The "bitcrack" version is specific to the puzzle and allows searching for addresses and prefixes (compressed) within a given range. The speed is about 6900 MKey/s on a 4090 and 8800 MKey/s on 5090.
The second version, on the other hand, performs a standard search for vanity addresses (not just P2PKH compressed) but with the same optimizations in terms of math and CUDA code. Random searches with endomorphisms.
https://github.com/FixedPaul/VanitySearch-Bitcrackhttps://github.com/FixedPaul/VanitySearchThank you for your work – it's truly impressive! The first program achieves a speed higher than any other solution I've seen. Even with a 33% power limit on an RTX 4090, it reaches around 2.3G keys per second. The second program delivers an even more record-breaking speed of about 4G keys per second under the same power limit. However, unfortunately, these impressive numbers are merely theoretical and not useful for solving puzzles, as the program does not support working with ranges.
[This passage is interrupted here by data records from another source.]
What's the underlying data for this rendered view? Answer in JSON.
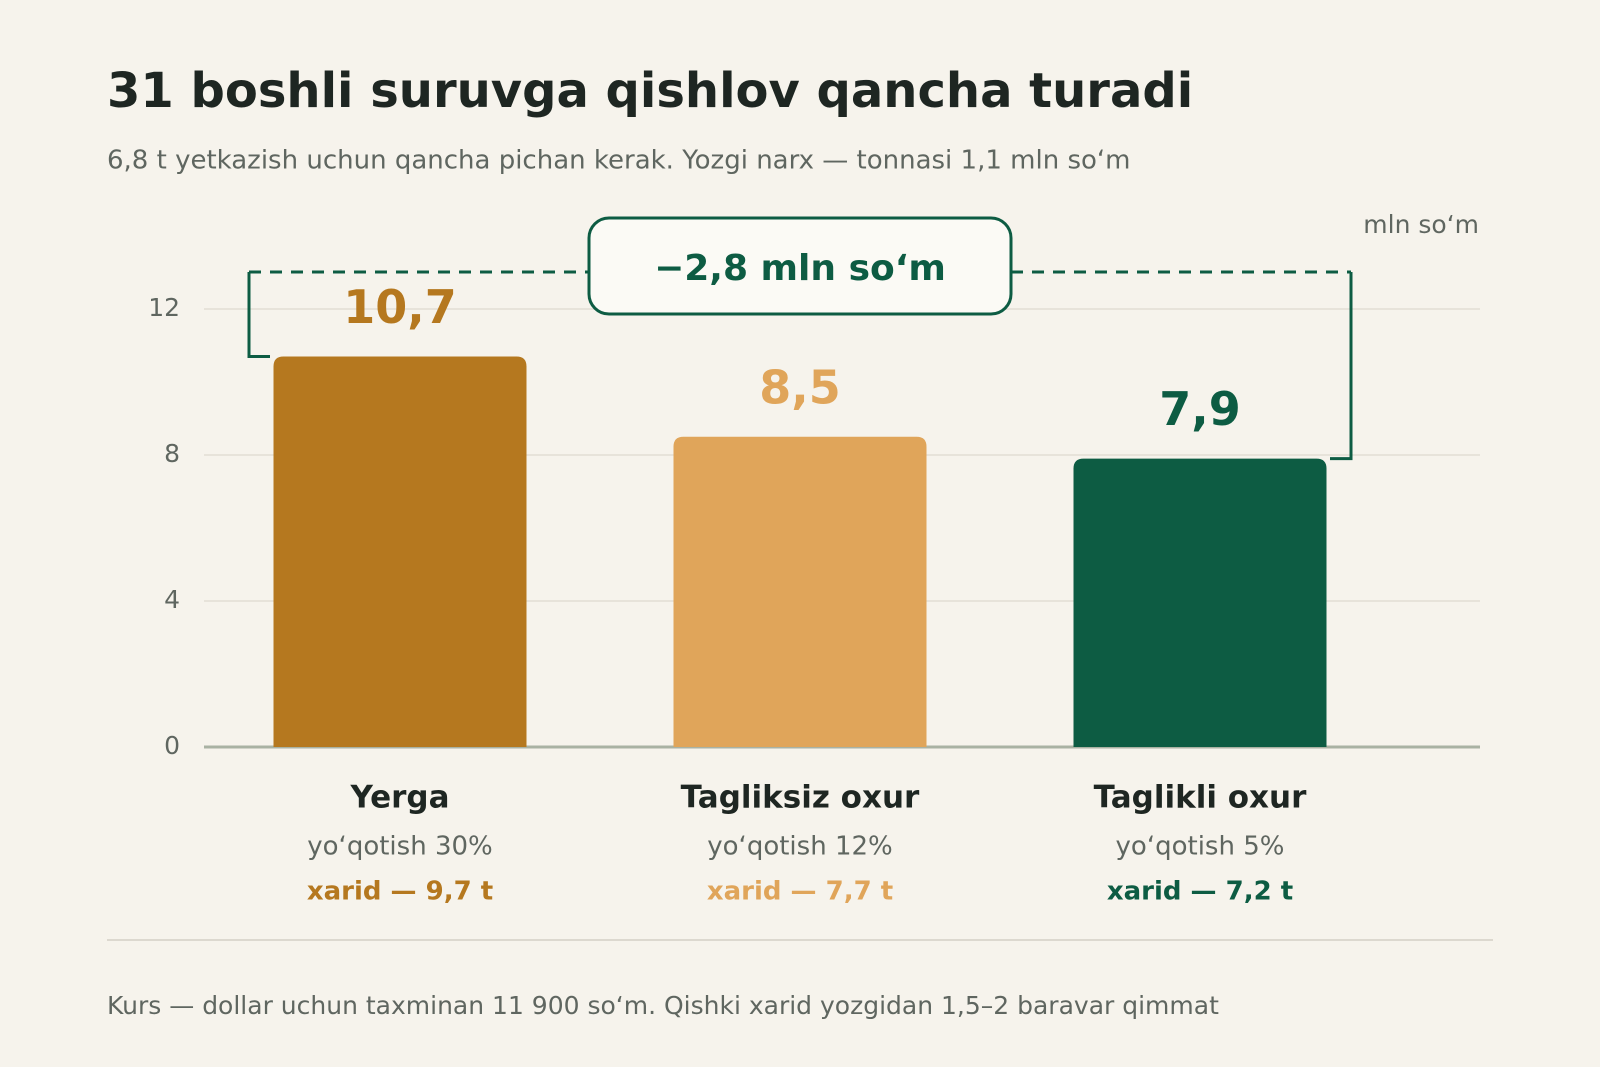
{
  "chart_data": {
    "type": "bar",
    "title": "31 boshli suruvga qishlov qancha turadi",
    "subtitle": "6,8 t yetkazish uchun qancha pichan kerak. Yozgi narx — tonnasi 1,1 mln so‘m",
    "unit_label": "mln so‘m",
    "annotation": "−2,8 mln so‘m",
    "categories": [
      "Yerga",
      "Tagliksiz oxur",
      "Taglikli oxur"
    ],
    "sublabels": [
      "yo‘qotish 30%",
      "yo‘qotish 12%",
      "yo‘qotish 5%"
    ],
    "purchase_labels": [
      "xarid — 9,7 t",
      "xarid — 7,7 t",
      "xarid — 7,2 t"
    ],
    "values": [
      10.7,
      8.5,
      7.9
    ],
    "value_labels": [
      "10,7",
      "8,5",
      "7,9"
    ],
    "colors": [
      "#b5781f",
      "#e0a55a",
      "#0d5c43"
    ],
    "ylim": [
      0,
      12
    ],
    "yticks": [
      0,
      4,
      8,
      12
    ],
    "grid": true,
    "footnote": "Kurs — dollar uchun taxminan 11 900 so‘m. Qishki xarid yozgidan 1,5–2 baravar qimmat"
  }
}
I wonder if it is possible to implement Bitcoin address prefix searching not only by the starting characters but also by any other positions within the address. For example, searching for characters at the end, in the middle, or even a combined search where part of the characters are at the beginning, part in the middle, and part at the end, and so on.
Thanks! But why only 2.3 Gkey/s? A 4090 @300W should run at around 5.5 Gkey/s.
As for the second program, as soon as I find some time, I'll also implement search within a specific range there (without endomorphisms, of course), so that it can search within a range rather than randomly—both for prefixes and wildcards, which is what you're asking for, if I understood correctly.

2.3 Gkey/s is only about a third of my 4090’s full potential. Under full load, the speed indeed reaches around 7 Gkey/s, just as you mentioned. And the second program, which doesn’t support range searches, can actually achieve over 10 Gkey/s at full power!
However, I try not to push the GPU to its limits, as excessive heat increases wear on both the GPU and memory. My card doesn’t have liquid cooling, so I don’t see much sense in running it at maximum capacity for prolonged periods, especially for tasks like this. But when the temperature stays within safe limits, I’m comfortable letting it run key searches for many hours.
Regarding your planned program improvements—that would be absolutely fantastic! For now, I handle wildcard prefix searches using an additional filtering script in Python. This script processes the output of the main program, which searches for the first few characters but generates an overwhelming number of unnecessary results. The script intercepts this output and filters only the prefixes I’m interested in, even if they appear in different parts of the address.
Without this filtering, the main program’s result file can grow to gigabytes within minutes. However, this approach—using both the main program (such as yours) and the filtering script—introduces significant limitations on search speed, possibly due to the high-intensity data output.